Additionally, the office of secretary of state often serves as a stepping-stone for higher office --Fourteen former secretaries of state are now governors, senators or members of Congress. In 2014, current or former secretaries of state are running for competitive senate and gubernatorial races in states such as Arizona, Colorado, Georgia and Michigan. Given the importance of this office and the fights our side can expect to have moving forward, we have launched an independent expenditure committee called SoS (Secretaries of State) for Democracy with the support of some of the most progressive organizations and labor unions in the country.
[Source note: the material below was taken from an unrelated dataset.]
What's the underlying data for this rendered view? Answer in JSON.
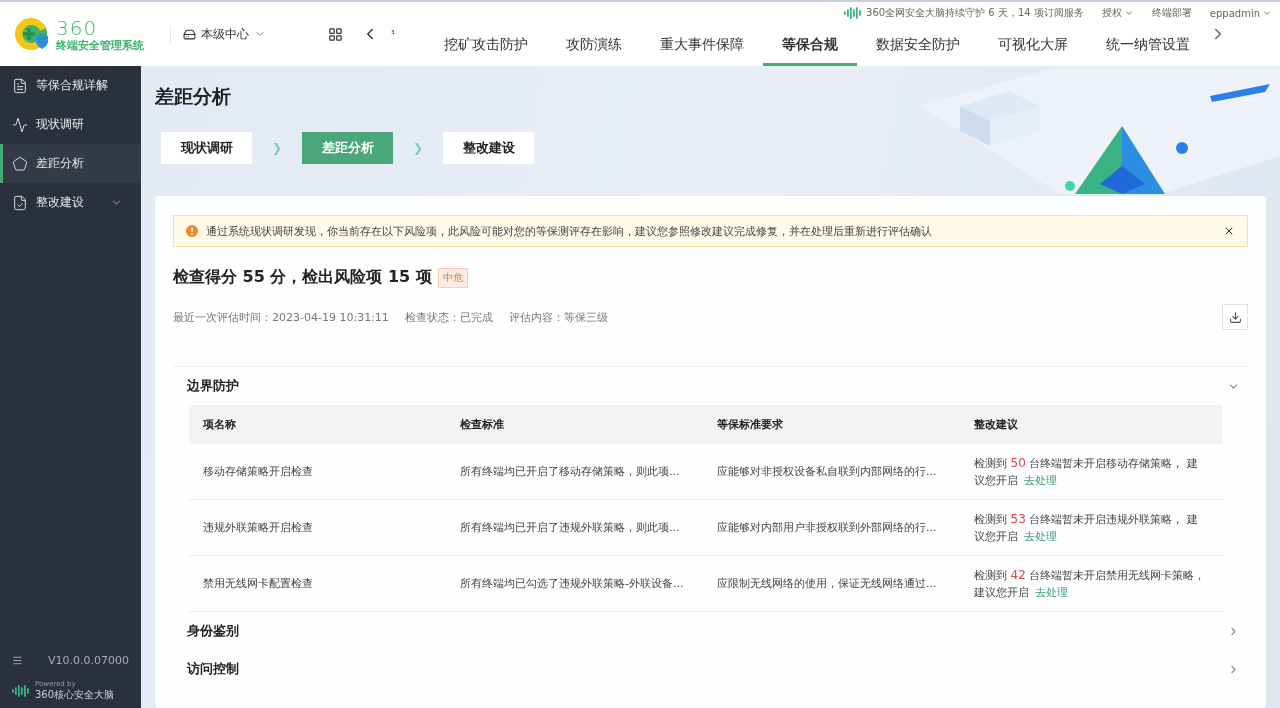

The sole purpose of this organization will be to help elect progressive candidates as secretaries of state in targeted states around the country. Last month, the Washington Post ran this piece, which accurately describes our efforts.

The bad news is that Republicans dominate this office. They have a leg up, and they've been investing in these races for the last few years. As a result, of the 26 secretary of state races up in 2014, Republicans currently hold 17 of those seats.

The good news is that unlike many down-ballot races that are uncompetitive due to partisan gerrymandering, these are statewide races, and many of them are located in swing states. This provides progressives with a great opportunity to pick up seats in 2014. And, by and large, the money raised and spent in these races is significantly less than other statewide offices, so relatively small amounts of money can go a long way toward deciding the outcomes.

The time to act is now. The right wing has gotten smart, and they understand that so much of their ability to advance their agenda is tied to dismantling voting rights. Progressives have to get smarter too. We simply cannot ignore secretary of state races if we hope to pass a progressive agenda and stop the right from making further gains.